The sort of living creature lying on the board upon this Sunday morning, in the year of our Lord 1467, seemed to excite in a hi
gh degree the curiosity of the somewhat numerous group of people who had gathered around the bed. This group was largely composed of members of the fair sex. They were almost all old women.
In the foremost rank, and bending over the bed, were four who by their grey hoods and gowns seemed to belong to some religious community. I know no reason why history should not hand down to posterity the names of these four discreet and venerable dames. They were Agnès la Herme, Jehanne de la Tarme, Henriette la Gaultière, and Gauchère la Violette, all four widows, all four good women from the Etienne Haudry Chapel, who had come out for the day by their superior’s permission, and conformably to the statutes of Pierre d‘Ailly, to hear the sermon.

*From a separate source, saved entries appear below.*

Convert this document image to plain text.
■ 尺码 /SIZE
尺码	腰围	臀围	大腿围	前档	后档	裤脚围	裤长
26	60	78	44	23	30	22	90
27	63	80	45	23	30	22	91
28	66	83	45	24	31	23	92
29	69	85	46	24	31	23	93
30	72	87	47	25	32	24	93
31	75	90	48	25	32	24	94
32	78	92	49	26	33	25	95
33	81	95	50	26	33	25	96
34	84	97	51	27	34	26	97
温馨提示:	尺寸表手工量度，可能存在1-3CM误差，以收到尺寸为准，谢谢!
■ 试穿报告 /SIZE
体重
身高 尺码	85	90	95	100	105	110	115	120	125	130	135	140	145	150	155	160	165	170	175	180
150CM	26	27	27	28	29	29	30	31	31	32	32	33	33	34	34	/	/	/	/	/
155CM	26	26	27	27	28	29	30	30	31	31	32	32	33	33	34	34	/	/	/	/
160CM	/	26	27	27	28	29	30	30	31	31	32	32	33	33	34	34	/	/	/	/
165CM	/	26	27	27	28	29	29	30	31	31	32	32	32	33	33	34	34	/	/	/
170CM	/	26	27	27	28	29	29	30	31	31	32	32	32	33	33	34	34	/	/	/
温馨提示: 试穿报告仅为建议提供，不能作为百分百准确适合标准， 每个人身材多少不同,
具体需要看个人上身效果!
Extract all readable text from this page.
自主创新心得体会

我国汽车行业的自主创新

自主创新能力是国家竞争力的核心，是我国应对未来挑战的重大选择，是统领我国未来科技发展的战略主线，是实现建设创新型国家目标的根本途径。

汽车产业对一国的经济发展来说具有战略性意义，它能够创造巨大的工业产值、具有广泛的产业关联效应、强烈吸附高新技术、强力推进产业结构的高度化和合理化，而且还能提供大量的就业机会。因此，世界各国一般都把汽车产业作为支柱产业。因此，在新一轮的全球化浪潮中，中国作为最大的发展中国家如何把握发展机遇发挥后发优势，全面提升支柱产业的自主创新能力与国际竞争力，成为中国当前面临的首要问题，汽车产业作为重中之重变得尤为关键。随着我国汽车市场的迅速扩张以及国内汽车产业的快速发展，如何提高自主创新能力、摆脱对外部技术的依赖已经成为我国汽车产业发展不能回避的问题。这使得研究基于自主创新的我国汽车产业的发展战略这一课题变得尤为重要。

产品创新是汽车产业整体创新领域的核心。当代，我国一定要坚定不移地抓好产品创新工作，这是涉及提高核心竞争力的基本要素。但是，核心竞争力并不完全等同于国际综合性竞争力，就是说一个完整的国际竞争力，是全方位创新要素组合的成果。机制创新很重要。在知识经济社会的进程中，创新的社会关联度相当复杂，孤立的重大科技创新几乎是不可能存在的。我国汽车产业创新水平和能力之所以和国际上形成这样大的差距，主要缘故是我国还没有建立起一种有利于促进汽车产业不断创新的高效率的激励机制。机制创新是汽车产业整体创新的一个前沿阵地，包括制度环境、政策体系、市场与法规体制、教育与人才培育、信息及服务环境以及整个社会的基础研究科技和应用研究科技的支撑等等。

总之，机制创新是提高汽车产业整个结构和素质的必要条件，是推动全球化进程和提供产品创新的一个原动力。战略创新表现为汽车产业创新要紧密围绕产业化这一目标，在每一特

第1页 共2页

However, if these worthy Haudriettes were, for the time being, obeying the statutes of Pierre d‘Ailly, they were certainly wilfully violating those of Michel de Brache and the Cardinal of Pisa, which so barbarously condemned them to silence.
“What on earth is it, sister?” said Agnès to Gauchère, gazing at the little foundling as it shrieked and writhed upon its bed, terrified by so many observers.
“What is the world coming to,” said Jehanne, “if that is the way the children look nowadays?”